C : Il doit y avoir quelque chose qui m’échappe. Je comprends les mots que vous me dites mais je ne vois toujours pas la merveille.

 

M : La merveille n’est pas dans les mots que je dis. Ces mots sont assemblés pour former une invitation. Il vous reste à y répondre. Cependant, laissez-moi vous prévenir de ceci : ne vous attachez pas trop au mot « merveille », en particulier. Sans quoi vous allez à nouveau créer un mirage. Ce qui est merveilleux est toujours plus simple que ce que l’esprit peut concevoir.

 

C : Je suis ouvert à votre invitation. En imaginant que je sois capable d’y répondre, quelle devrait être mon attitude ? Avez-vous un conseil ?

 

M : Observez comment le coureur spirituel est actif à chaque instant de votre vie, vous éloignant résolument de toute chose pour vous porter vers un ailleurs, un autre que moi.

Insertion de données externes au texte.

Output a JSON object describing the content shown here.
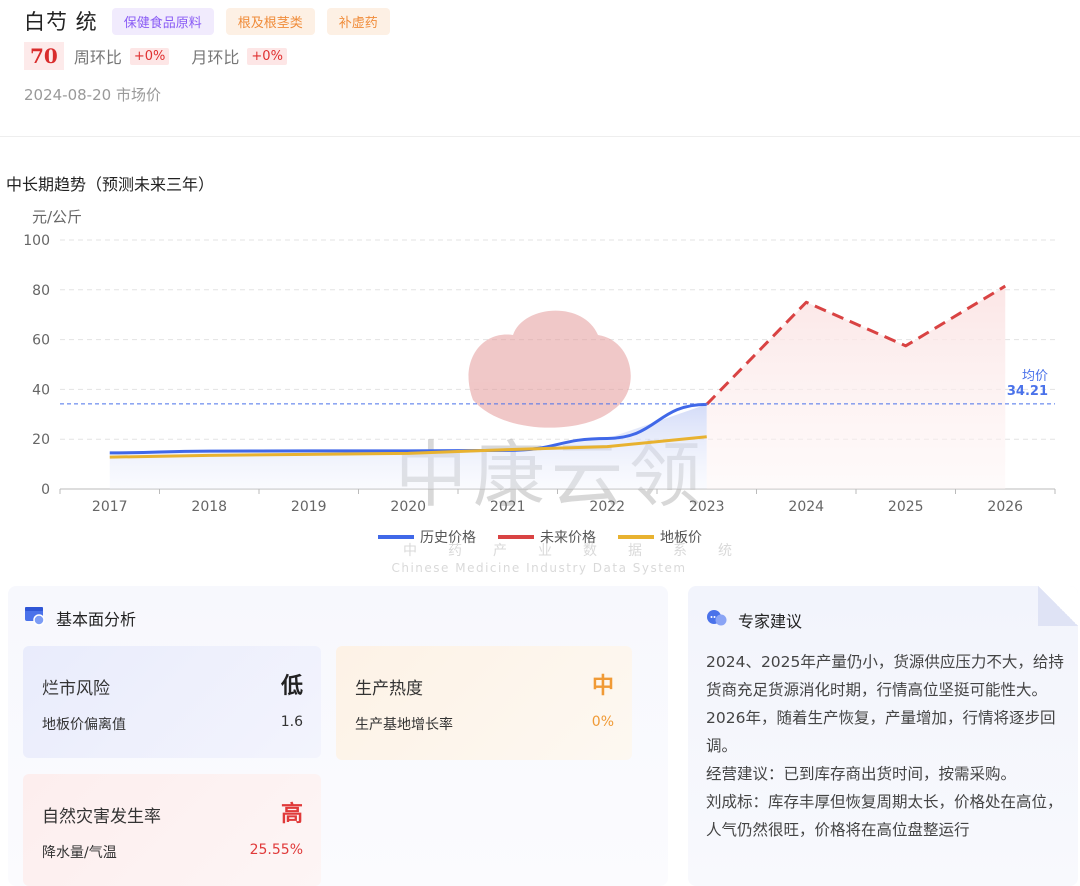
{
  "product": {
    "name": "白芍 统",
    "tags": [
      "保健食品原料",
      "根及根茎类",
      "补虚药"
    ]
  },
  "price": {
    "value": "70",
    "weekly_label": "周环比",
    "weekly_value": "+0%",
    "monthly_label": "月环比",
    "monthly_value": "+0%",
    "date_text": "2024-08-20 市场价"
  },
  "trend": {
    "section_title": "中长期趋势（预测未来三年）"
  },
  "chart_data": {
    "type": "line",
    "ylabel": "元/公斤",
    "ylim": [
      0,
      100
    ],
    "yticks": [
      0,
      20,
      40,
      60,
      80,
      100
    ],
    "categories": [
      "2017",
      "2018",
      "2019",
      "2020",
      "2021",
      "2022",
      "2023",
      "2024",
      "2025",
      "2026"
    ],
    "series": [
      {
        "name": "历史价格",
        "color": "#4068e8",
        "style": "solid",
        "values": [
          14.5,
          15.2,
          15.3,
          15.3,
          15.5,
          20.3,
          34.0,
          null,
          null,
          null
        ]
      },
      {
        "name": "未来价格",
        "color": "#d94343",
        "style": "dashed",
        "values": [
          null,
          null,
          null,
          null,
          null,
          null,
          34.0,
          75.0,
          57.5,
          81.5
        ]
      },
      {
        "name": "地板价",
        "color": "#e8b230",
        "style": "solid",
        "values": [
          12.8,
          13.5,
          13.9,
          14.3,
          15.8,
          17.0,
          21.0,
          null,
          null,
          null
        ]
      }
    ],
    "average": {
      "label": "均价",
      "value": 34.21
    },
    "legend_position": "bottom-center",
    "grid": true
  },
  "watermark": {
    "title": "中康云领",
    "chars": [
      "中",
      "药",
      "产",
      "业",
      "数",
      "据",
      "系",
      "统"
    ],
    "english": "Chinese Medicine Industry Data System"
  },
  "fundamentals": {
    "title": "基本面分析",
    "cards": [
      {
        "label": "烂市风险",
        "level": "低",
        "level_color": "#222222",
        "sub_label": "地板价偏离值",
        "sub_value": "1.6",
        "sub_color": "#333333"
      },
      {
        "label": "生产热度",
        "level": "中",
        "level_color": "#f09a36",
        "sub_label": "生产基地增长率",
        "sub_value": "0%",
        "sub_color": "#f09a36"
      },
      {
        "label": "自然灾害发生率",
        "level": "高",
        "level_color": "#e03a3a",
        "sub_label": "降水量/气温",
        "sub_value": "25.55%",
        "sub_color": "#e03a3a"
      }
    ]
  },
  "expert": {
    "title": "专家建议",
    "paragraphs": [
      "2024、2025年产量仍小，货源供应压力不大，给持货商充足货源消化时期，行情高位坚挺可能性大。2026年，随着生产恢复，产量增加，行情将逐步回调。",
      "经营建议：已到库存商出货时间，按需采购。",
      "刘成标：库存丰厚但恢复周期太长，价格处在高位，人气仍然很旺，价格将在高位盘整运行"
    ]
  }
}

Quand vous aurez vu cela, vous aurez vu l’essentiel de votre tourment. Le coureur spirituel est toujours attendu ailleurs, il n’est jamais à sa place. Il ne peut pénétrer la richesse de l’objet qu’il a devant les yeux, du dialogue auquel il est partiellement présent ou de l’être qu’il croise. En effet, il est persuadé d’être attendu ailleurs, un peu comme s’il devait rejoindre une élite humaine qui ne serait pas condamnée à vivre ces instants trop communs de la vie quotidienne. Il y a une ambition terrible dans cette course spirituelle faite à la fois de désespoir et d’orgueil.

 

C : Je vois ce coureur spirituel mais que faire,  alors ?

 

M : Il s’agit bien sûr moins de faire que de laisser être. Je suggère d’être avec ce qui est, comme un accompagnement, là où la fuite nous emportait dans son urgence. L’instinct du coureur ne va peut-être pas céder tout de suite et vous verrez comment il est prêt à reprendre ses jambes à son cou. Mais la joie simple qui naît de cette rencontre avec ce qui est vous guidera plus sûrement que toute autre chose.

 

C : Je souhaitais rencontrer Dieu, m’élever vers la grâce et vous me renvoyez à moi-même ?

 

M : Dieu ne vous attend pas ailleurs. Quant à ce moi-même dont vous parlez, il n’a pas fini de révéler sa richesse pour peu que vous cessiez de le négliger. Pour l’instant, vous n’avez fait que jeter un coup d’œil rapide sur ce moi-même et cela vous a incité à courir.

 

C : Quelle est cette richesse cachée dont vous parlez ?

 

M : La richesse n’est cachée que par le mouvement de la course vers un ailleurs et un autre que moi. Ce mouvement interdit toute rencontre véritable avec ce qui est. La richesse vient du fait que vous êtes à nouveau disponible pour cette rencontre. Mais cette richesse se vit, elle ne s’explique pas. Si vous en avez fini avec cette folie de la spiritualité mentale, vous vous autorisez à ne plus seulement entendre les mots qui pointent dans la direction de la richesse mais à la vivre, n’est-ce pas ?

 

C : Oui, je crois.

 

M : Dans ce cas, je vous laisse à cette rencontre. Vous verrez qu’elle ne conduit pas à votre nombril. Quand vous aurez saisi, avec l’entendement du cœur, le sens de ces paroles, vous verrez que ce moi-même est beaucoup plus vaste et profond que le creux d’un nombril.

 

C : Il me semble que quelque chose s’éveille en moi à ces mots. J’ai le sentiment que le coureur vient de mettre un genou à terre.

 

M : Dans cet espace qui s’offre à vous alors, vous renouez avec l’inspiration originelle de la quête.